Initiatives like Digital India and fast growing Internet
infrastructure provide platforms like Vedantu with tools to connect more
students and teachers facilitating effective learning.
Though the motivation was not money, the company did not
want to be an NGO. The priority was to make a difference; money would
follow. The platform has now completed providing 21,000 hours of live
learning to more than 17,000 students through 180 listed teachers.

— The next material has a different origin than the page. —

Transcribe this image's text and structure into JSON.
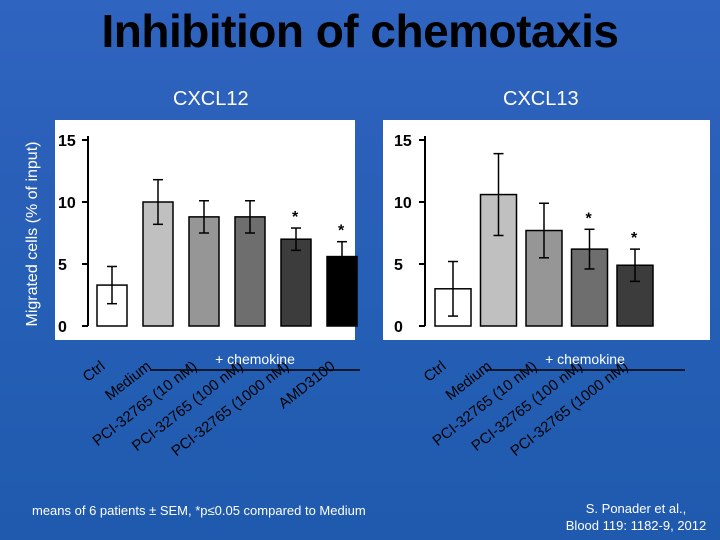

The platform, which charges around 30% of the teachers’ fees, says average tutor earns around `40,000 (depending on the number of hours) and the top earner raked in `98,000
(August 2015). Vendantu has a mix of professional teachers, corporate
entities and college students. Vamsi says the presence of teachers
working only on Vedantu (10-15%) is where the real disruption is
happening.
Vedantu is aware of its limitations. This venture cannot
be run as a mainstream institution due to regulatory requirements. “So
we can at least be a parallel education system,” Vamsi says.
Vamsi says that there are around 250 million students in
India and around 33% of them go to private schools. This hasn’t deterred
its global ambitions. “Global expansion can be tempting,” he says about
moving to other markets like in South Korea, Singapore and other East
Asia markets.
Accel and Tiger Global led a $5 million funding in
Vedantu in May this year. Anand Daniel, an early stage investor with
Accel Partners, says Vedantu has huge potential. The tutoring market
size in India is around $11 billion (2014). “Very few teams in India
have a great sense for the education sector as well as how technology
can be used for effective scaling Vedantu is one such team,” he says
Mint has a strategic partnership with Digital Empowerment Foundation, which hosts the mBillionth and Manthan awards.